Documented author choices. Three numerical parameters in the simulation are not directly user-driven and cannot be derived from published literature. We document them here rather than hide them:
- Compensation variance (σ = 2% stay, σ = 3% quit) around the user's stated mean raise. Values chosen to reflect that known-job raises are more predictable than new-employer raise trajectories. No specific citation supports these exact values; they are conservative choices that introduce visible variance in violin plots without dominating the user's mean input.
- Honeymoon decay rate τ = 1.44 years. This value produces a curve where ~50% of the user's expected honeymoon remains at year 1 and ~3% remains by year 5. The qualitative shape (peak early, decay over 1–3 years toward baseline) is grounded in Boswell, Boudreau & Tichy (2005); the specific τ value is an author choice chosen to match that qualitative timeline. Different users may experience faster or slower decay depending on their transition circumstances.

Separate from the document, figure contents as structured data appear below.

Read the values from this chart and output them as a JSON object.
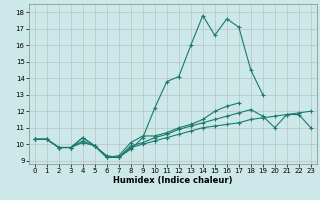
{
  "xlabel": "Humidex (Indice chaleur)",
  "x": [
    0,
    1,
    2,
    3,
    4,
    5,
    6,
    7,
    8,
    9,
    10,
    11,
    12,
    13,
    14,
    15,
    16,
    17,
    18,
    19,
    20,
    21,
    22,
    23
  ],
  "line1": [
    10.3,
    10.3,
    9.8,
    9.8,
    10.4,
    9.9,
    9.2,
    9.2,
    9.7,
    10.4,
    12.2,
    13.8,
    14.1,
    16.0,
    17.8,
    16.6,
    17.6,
    17.1,
    14.5,
    13.0,
    null,
    null,
    null,
    null
  ],
  "line2": [
    10.3,
    10.3,
    9.8,
    9.8,
    10.4,
    9.9,
    9.2,
    9.3,
    10.1,
    10.5,
    10.5,
    10.7,
    11.0,
    11.2,
    11.5,
    12.0,
    12.3,
    12.5,
    null,
    null,
    null,
    null,
    null,
    null
  ],
  "line3": [
    10.3,
    10.3,
    9.8,
    9.8,
    10.2,
    9.9,
    9.3,
    9.2,
    9.9,
    10.1,
    10.4,
    10.6,
    10.9,
    11.1,
    11.3,
    11.5,
    11.7,
    11.9,
    12.1,
    11.7,
    11.0,
    11.8,
    11.8,
    11.0
  ],
  "line4": [
    10.3,
    10.3,
    9.8,
    9.8,
    10.1,
    9.9,
    9.2,
    9.2,
    9.8,
    10.0,
    10.2,
    10.4,
    10.6,
    10.8,
    11.0,
    11.1,
    11.2,
    11.3,
    11.5,
    11.6,
    11.7,
    11.8,
    11.9,
    12.0
  ],
  "color": "#1a7a6e",
  "bg_color": "#cce8e8",
  "ylim": [
    8.8,
    18.5
  ],
  "xlim": [
    -0.5,
    23.5
  ],
  "yticks": [
    9,
    10,
    11,
    12,
    13,
    14,
    15,
    16,
    17,
    18
  ],
  "xticks": [
    0,
    1,
    2,
    3,
    4,
    5,
    6,
    7,
    8,
    9,
    10,
    11,
    12,
    13,
    14,
    15,
    16,
    17,
    18,
    19,
    20,
    21,
    22,
    23
  ]
}
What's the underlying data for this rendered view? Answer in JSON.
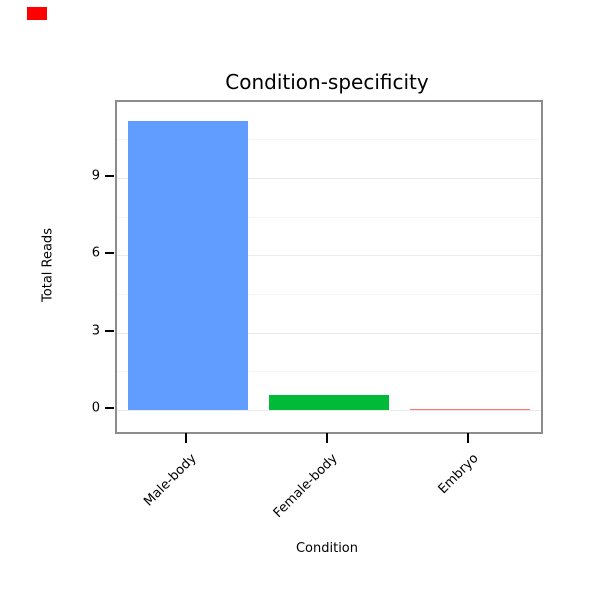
{
  "marker": {
    "color": "#ff0000"
  },
  "chart_data": {
    "type": "bar",
    "title": "Condition-specificity",
    "xlabel": "Condition",
    "ylabel": "Total Reads",
    "categories": [
      "Male-body",
      "Female-body",
      "Embryo"
    ],
    "values": [
      11.2,
      0.6,
      0.05
    ],
    "colors": [
      "#619CFF",
      "#00BA38",
      "#F8766D"
    ],
    "yticks": [
      0,
      3,
      6,
      9
    ],
    "ylim": [
      -0.85,
      11.95
    ],
    "grid": true,
    "gridline_major_color": "#ebebeb",
    "gridline_minor_color": "#f5f5f5",
    "frame_color": "#8c8c8c",
    "legend": "none"
  }
}
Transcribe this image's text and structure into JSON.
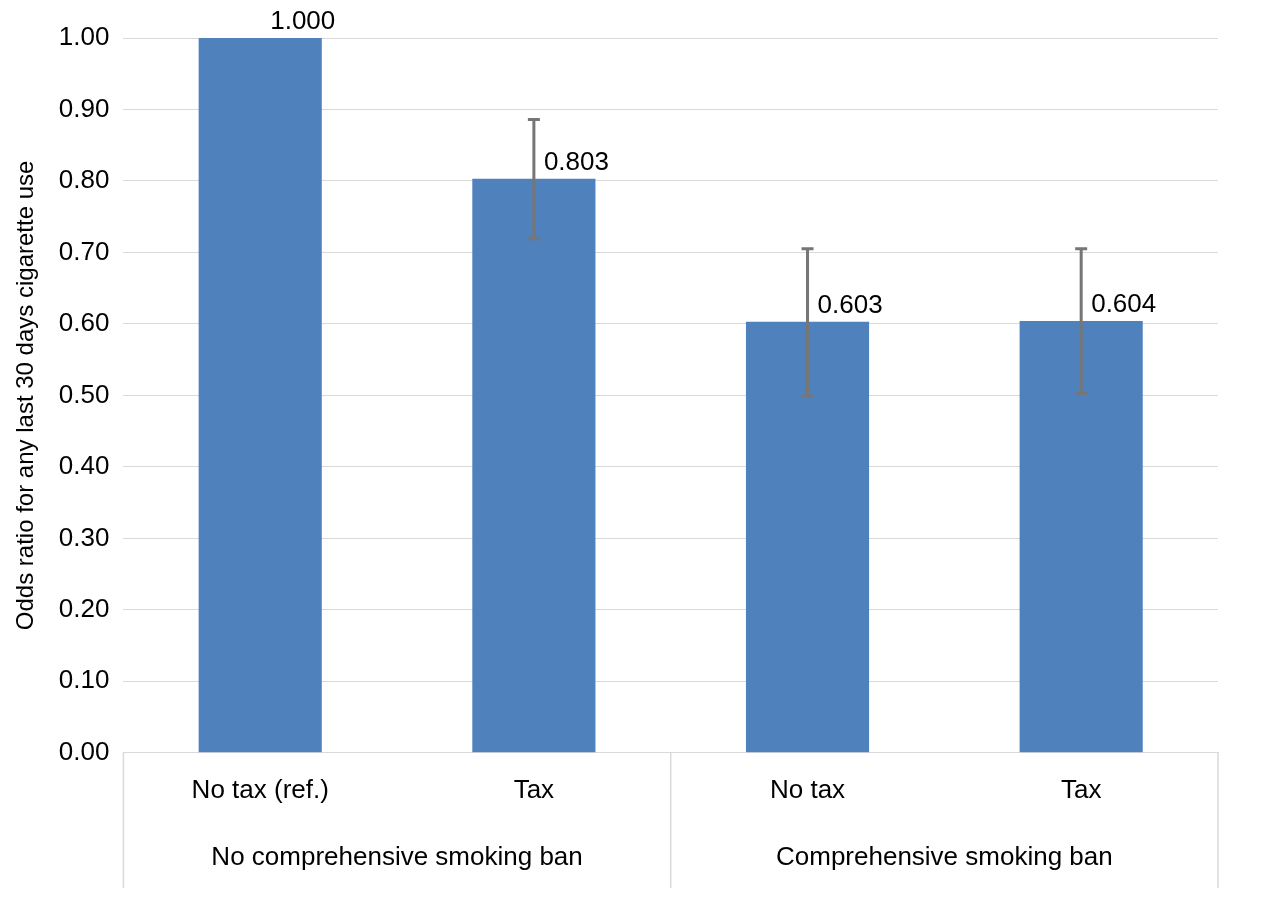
{
  "chart_data": {
    "type": "bar",
    "ylabel": "Odds ratio for any last 30 days cigarette use",
    "categories": [
      "No tax (ref.)",
      "Tax",
      "No tax",
      "Tax"
    ],
    "values": [
      1.0,
      0.803,
      0.603,
      0.604
    ],
    "value_labels": [
      "1.000",
      "0.803",
      "0.603",
      "0.604"
    ],
    "errors": [
      null,
      [
        0.719,
        0.886
      ],
      [
        0.499,
        0.705
      ],
      [
        0.503,
        0.705
      ]
    ],
    "color": "#4f81bd",
    "annotations": [
      "No comprehensive smoking ban",
      "Comprehensive smoking ban"
    ],
    "ylim": [
      0,
      1
    ],
    "yticks": [
      {
        "value": 0,
        "label": "0.00"
      },
      {
        "value": 0.1,
        "label": "0.10"
      },
      {
        "value": 0.2,
        "label": "0.20"
      },
      {
        "value": 0.3,
        "label": "0.30"
      },
      {
        "value": 0.4,
        "label": "0.40"
      },
      {
        "value": 0.5,
        "label": "0.50"
      },
      {
        "value": 0.6,
        "label": "0.60"
      },
      {
        "value": 0.7,
        "label": "0.70"
      },
      {
        "value": 0.8,
        "label": "0.80"
      },
      {
        "value": 0.9,
        "label": "0.90"
      },
      {
        "value": 1,
        "label": "1.00"
      }
    ],
    "grid": "y"
  }
}
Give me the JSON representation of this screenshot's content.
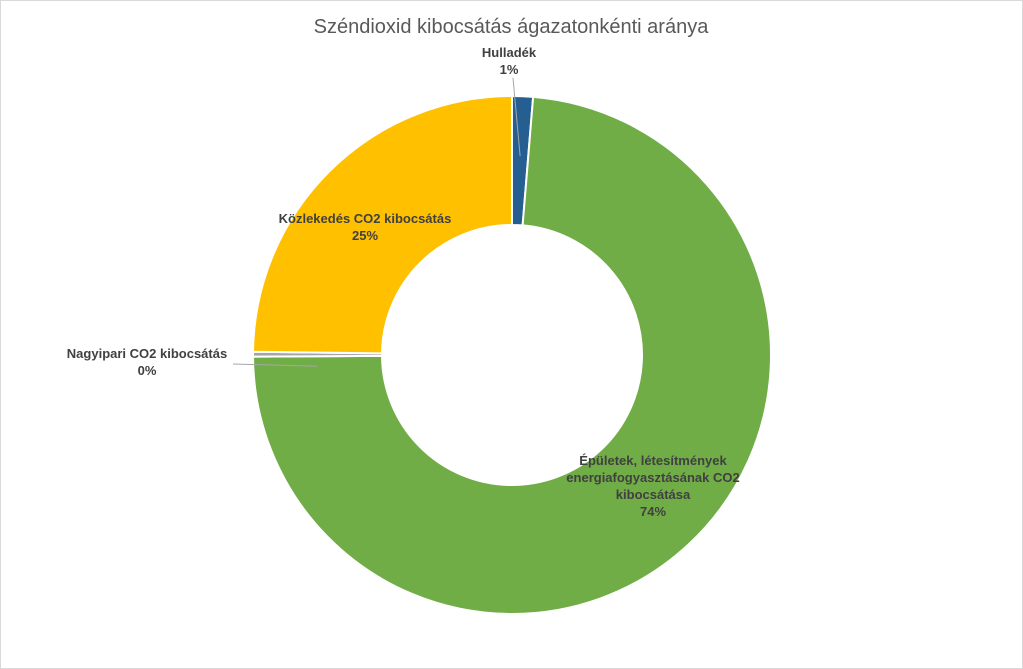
{
  "chart_data": {
    "type": "doughnut",
    "title": "Széndioxid kibocsátás ágazatonkénti aránya",
    "categories": [
      "Hulladék",
      "Épületek, létesítmények energiafogyasztásának CO2 kibocsátása",
      "Nagyipari CO2 kibocsátás",
      "Közlekedés CO2 kibocsátás"
    ],
    "values": [
      1.3,
      73.6,
      0.3,
      24.8
    ],
    "percent_labels": [
      "1%",
      "74%",
      "0%",
      "25%"
    ],
    "colors": [
      "#255e91",
      "#70ad47",
      "#a5a5a5",
      "#ffc000"
    ],
    "legend": "none",
    "label_lines": [
      [
        "Hulladék",
        "1%"
      ],
      [
        "Épületek, létesítmények",
        "energiafogyasztásának CO2",
        "kibocsátása",
        "74%"
      ],
      [
        "Nagyipari CO2 kibocsátás",
        "0%"
      ],
      [
        "Közlekedés CO2 kibocsátás",
        "25%"
      ]
    ]
  }
}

- Financial stress mapping maps cumulative-to-needed ratio linearly: ratio ≥ 1.0 produces score 100, ratio ≤ 0.4 produces score 0, linear interpolation in between. The specific 0.4 floor is an author choice with no direct literature support; it represents a forgiving threshold where a user earning 40% of needed compensation receives the minimum score rather than being considered entirely without financial buffer. Users whose subjective sense of financial stress rises at higher coverage ratios may find this model too lenient.
The honeymoon model is symmetric and may be optimistic or pessimistic for any given user. The simulation assumes the user's expected burnout relief and meaning boost both decay toward their pre-quit baselines. Users whose new role produces a sustained improvement beyond the honeymoon period will see the quit path under-represented. Users whose expectations are more aspirational than realistic will see the quit path over-represented in the early years.
Confidence degrades with horizon length. 3-year projections are tightly anchored to your current scores. 5-year projections compound modest uncertainty. 10-year projections are interpretive — compound uncertainty across burnout trajectory, meaning trajectory, compensation variance, and life events that cannot be modeled here makes them useful as qualitative thought experiments rather than point estimates.
This is not a clinical instrument. The Burnout Signal is a self-reflection measure, not a diagnostic tool. If your burnout scores are severe, please speak to a qualified professional before making major life decisions based on this simulation alone.